# Rule Expression Grammar and Parser

DRAM uses a small, explicit expression language to define **rules**, **conditions**, and **logical combinations** of features.
This page documents the grammar, available operators and functions, and an important design decision regarding **boolean operator ambiguity**.

---

## Overview

Rule expressions are used throughout DRAM to:

* Summarize (distillate) annotated genes into a summarized sheet (see distill_metals.tsv for examples)
* Evaluate complex rules for gene traits (see trait_rules.tsv for examples)
* Build visualizations (see dram_viz for examples)

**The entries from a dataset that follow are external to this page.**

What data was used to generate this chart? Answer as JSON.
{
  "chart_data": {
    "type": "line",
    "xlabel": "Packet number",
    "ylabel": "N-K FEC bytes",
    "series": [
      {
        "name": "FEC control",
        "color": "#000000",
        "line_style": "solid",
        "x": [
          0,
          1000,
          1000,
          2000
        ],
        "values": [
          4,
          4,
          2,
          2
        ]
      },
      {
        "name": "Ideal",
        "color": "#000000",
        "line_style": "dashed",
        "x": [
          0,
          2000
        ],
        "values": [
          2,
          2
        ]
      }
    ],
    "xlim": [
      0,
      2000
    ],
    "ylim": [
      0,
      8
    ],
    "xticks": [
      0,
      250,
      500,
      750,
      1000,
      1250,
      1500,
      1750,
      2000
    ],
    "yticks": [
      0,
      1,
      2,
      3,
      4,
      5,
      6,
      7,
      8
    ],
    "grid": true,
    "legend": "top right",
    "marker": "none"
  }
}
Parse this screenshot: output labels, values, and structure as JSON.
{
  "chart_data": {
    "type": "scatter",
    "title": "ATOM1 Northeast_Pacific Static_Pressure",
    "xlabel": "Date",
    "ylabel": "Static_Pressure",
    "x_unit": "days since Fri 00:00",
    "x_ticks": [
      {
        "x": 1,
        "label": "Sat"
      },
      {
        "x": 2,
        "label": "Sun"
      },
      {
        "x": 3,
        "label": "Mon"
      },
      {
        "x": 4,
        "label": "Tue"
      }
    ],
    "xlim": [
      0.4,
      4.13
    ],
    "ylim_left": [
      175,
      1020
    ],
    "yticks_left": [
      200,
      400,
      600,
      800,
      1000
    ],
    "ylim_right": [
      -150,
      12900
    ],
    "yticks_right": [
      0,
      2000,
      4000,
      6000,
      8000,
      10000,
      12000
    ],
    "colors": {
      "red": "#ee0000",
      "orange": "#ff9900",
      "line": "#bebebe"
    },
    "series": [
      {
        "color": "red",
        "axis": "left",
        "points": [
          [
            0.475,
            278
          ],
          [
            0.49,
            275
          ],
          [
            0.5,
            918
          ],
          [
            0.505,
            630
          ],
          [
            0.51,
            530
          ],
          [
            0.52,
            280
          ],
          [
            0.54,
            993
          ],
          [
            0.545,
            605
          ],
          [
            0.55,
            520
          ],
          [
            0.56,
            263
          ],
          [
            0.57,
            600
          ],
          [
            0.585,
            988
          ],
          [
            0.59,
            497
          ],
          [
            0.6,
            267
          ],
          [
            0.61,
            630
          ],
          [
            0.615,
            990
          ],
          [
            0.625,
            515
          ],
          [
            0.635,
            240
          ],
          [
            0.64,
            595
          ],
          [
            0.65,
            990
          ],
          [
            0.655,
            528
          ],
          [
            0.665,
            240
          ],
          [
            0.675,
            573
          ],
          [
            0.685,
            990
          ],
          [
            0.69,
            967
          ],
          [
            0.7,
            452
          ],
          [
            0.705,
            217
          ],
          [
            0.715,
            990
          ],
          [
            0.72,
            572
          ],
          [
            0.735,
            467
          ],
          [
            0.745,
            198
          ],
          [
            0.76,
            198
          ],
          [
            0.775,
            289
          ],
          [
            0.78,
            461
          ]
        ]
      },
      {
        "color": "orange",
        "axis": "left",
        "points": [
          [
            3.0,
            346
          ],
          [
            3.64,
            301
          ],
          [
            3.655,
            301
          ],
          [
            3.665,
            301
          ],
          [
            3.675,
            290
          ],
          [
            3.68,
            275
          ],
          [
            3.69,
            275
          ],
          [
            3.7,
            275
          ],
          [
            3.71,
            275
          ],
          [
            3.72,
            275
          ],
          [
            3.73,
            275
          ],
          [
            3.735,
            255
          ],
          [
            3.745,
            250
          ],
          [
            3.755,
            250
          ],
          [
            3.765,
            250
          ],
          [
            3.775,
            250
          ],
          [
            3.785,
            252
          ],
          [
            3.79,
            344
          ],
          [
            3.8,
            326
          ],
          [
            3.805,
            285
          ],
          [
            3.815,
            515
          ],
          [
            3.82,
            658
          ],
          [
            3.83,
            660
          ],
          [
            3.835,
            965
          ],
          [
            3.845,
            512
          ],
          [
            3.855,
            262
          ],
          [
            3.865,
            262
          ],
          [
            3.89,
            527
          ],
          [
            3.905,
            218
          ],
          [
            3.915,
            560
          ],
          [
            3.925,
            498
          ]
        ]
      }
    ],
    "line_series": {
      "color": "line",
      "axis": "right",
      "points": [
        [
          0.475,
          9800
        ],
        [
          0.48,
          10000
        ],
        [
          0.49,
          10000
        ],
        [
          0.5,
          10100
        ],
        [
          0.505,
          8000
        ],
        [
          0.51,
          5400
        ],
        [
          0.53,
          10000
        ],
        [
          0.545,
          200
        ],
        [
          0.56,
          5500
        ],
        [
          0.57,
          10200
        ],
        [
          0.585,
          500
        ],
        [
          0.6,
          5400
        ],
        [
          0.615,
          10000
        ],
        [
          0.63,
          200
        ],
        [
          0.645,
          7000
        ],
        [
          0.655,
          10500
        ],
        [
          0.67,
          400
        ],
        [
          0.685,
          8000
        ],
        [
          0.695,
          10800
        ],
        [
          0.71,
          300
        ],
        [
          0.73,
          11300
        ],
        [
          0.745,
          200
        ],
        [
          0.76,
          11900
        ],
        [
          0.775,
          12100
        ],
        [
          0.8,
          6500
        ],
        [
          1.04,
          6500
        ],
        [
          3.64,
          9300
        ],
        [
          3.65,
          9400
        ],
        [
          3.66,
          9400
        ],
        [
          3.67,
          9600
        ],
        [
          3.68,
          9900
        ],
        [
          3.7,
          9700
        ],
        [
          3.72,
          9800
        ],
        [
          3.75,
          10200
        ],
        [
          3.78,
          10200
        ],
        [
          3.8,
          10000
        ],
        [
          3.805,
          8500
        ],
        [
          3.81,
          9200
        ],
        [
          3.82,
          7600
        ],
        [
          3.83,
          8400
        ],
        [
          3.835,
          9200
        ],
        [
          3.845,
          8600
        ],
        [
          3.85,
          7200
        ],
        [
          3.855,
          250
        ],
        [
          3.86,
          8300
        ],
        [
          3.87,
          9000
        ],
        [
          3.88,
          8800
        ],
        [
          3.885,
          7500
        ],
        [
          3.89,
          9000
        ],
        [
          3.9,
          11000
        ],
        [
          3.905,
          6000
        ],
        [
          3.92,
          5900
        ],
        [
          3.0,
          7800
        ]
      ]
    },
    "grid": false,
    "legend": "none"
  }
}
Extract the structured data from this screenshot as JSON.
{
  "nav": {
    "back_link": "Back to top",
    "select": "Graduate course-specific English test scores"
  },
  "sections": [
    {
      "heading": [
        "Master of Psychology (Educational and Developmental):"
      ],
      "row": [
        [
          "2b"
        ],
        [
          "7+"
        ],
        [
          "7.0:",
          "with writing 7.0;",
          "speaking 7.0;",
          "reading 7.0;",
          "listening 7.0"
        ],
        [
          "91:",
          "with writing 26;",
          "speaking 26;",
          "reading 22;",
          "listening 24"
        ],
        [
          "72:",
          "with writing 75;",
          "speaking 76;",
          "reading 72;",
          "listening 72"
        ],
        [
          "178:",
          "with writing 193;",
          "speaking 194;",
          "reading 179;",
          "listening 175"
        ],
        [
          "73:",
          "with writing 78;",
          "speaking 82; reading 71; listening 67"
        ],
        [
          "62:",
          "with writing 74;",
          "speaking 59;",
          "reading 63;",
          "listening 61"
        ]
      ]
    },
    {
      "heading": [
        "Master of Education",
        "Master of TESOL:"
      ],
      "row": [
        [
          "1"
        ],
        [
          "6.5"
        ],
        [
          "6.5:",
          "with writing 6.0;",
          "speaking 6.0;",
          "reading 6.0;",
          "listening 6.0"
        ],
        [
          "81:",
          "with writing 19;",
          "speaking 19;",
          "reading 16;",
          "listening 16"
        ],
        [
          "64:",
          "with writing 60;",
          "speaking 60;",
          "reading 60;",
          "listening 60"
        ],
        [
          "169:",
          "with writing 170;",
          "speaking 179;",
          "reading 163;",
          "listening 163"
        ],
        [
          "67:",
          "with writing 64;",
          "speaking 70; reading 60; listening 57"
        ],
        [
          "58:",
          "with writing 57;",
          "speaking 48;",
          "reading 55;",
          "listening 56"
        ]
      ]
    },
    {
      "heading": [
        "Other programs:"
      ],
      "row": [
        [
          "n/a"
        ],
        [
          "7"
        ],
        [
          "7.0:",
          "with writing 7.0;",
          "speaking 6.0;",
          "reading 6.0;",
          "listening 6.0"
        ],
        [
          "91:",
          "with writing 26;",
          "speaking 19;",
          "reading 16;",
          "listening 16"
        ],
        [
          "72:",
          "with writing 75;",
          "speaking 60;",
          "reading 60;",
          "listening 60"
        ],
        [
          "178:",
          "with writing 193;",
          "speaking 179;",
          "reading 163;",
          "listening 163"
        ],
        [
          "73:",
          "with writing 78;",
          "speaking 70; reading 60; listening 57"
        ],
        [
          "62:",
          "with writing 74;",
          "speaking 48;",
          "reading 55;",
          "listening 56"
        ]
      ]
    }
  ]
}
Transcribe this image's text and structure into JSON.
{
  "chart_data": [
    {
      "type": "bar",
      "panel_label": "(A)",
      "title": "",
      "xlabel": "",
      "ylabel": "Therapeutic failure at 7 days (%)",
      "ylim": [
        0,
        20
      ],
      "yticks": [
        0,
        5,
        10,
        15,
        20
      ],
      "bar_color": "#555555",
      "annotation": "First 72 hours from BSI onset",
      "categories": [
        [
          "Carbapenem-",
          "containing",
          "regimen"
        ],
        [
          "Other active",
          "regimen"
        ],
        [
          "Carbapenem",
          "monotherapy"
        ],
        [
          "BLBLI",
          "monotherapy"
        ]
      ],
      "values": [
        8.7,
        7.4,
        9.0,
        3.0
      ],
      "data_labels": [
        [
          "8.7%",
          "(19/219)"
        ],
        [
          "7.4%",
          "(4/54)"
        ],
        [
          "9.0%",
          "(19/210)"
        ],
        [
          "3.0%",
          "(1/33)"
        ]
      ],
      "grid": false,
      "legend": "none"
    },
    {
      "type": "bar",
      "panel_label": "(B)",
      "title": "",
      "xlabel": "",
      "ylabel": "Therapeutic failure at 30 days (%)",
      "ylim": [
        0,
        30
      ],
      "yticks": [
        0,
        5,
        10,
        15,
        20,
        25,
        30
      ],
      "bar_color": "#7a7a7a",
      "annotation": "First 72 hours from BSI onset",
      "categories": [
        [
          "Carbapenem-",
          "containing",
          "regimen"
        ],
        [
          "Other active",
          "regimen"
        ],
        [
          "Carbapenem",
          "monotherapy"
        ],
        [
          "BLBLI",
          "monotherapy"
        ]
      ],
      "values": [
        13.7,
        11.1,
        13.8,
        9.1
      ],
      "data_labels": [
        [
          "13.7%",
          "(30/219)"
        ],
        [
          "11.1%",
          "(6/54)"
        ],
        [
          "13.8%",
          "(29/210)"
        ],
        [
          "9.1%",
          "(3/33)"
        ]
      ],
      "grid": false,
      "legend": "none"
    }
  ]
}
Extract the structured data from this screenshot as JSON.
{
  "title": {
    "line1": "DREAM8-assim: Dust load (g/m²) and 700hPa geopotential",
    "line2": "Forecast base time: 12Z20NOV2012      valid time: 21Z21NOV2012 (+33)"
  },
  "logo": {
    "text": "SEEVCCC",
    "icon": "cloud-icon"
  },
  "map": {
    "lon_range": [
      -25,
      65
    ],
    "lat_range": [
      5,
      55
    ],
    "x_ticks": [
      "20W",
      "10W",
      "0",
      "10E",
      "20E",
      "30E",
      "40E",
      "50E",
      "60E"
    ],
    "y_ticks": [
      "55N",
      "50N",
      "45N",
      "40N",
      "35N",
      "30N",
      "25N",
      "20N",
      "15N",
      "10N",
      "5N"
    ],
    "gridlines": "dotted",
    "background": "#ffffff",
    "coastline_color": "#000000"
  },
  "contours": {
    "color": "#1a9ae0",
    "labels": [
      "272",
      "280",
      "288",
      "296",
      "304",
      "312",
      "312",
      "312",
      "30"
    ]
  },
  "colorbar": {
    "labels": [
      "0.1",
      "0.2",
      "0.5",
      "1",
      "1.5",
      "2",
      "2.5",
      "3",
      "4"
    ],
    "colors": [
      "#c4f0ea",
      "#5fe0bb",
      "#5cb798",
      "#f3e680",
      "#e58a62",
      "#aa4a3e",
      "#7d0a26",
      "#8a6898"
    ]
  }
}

The grammar is intentionally **restrictive** to avoid ambiguous interpretations that can easily arise in boolean logic.

---

## Expression Components

The lowest-level building blocks of expressions are genes:
        
```text
KXXXXX (KEGG Orthology ID)
```

These can be evaluated indivudally as presence/absence in your annotation sheet and then combined using boolean logic on other genes to get totaly trait presence/absence or scores.

### Boolean Operators

| Operator | Meaning     | Notes                                         |
| -------- | ----------- | --------------------------------------------- |
| `&`      | Logical AND | May only be chained with other `&` operators  |
| `\|`     | Logical OR  | May only be chained with other `\|` operators |

❗ Mixing `&` and `\|` **requires explicit grouping**.


### Grouping

Square brackets are used to explicitly group expressions:

```text
[KXXXXX & KXXXXX] | KXXXXX
```

Brackets may contain **any valid expression**, including nested boolean logic.

### Step Expressions

Comma-separated expressions define **step rules**:

```text
KXXXXX & KXXXXX, KXXXXX | KXXXXX
```

These steps represent a sequence or a pathway of evaluations. This can be fed into functions that operate on multiple steps, such as looking for a percentage of steps satisfied.

---

## Core Design Principle: No Implicit Boolean Precedence

DRAM **does not allow mixing `|` (OR) and `&` (AND) operators without explicit grouping**.

This means expressions like:

```text
A | B | C & D
```

are **invalid** and will result in a parsing error.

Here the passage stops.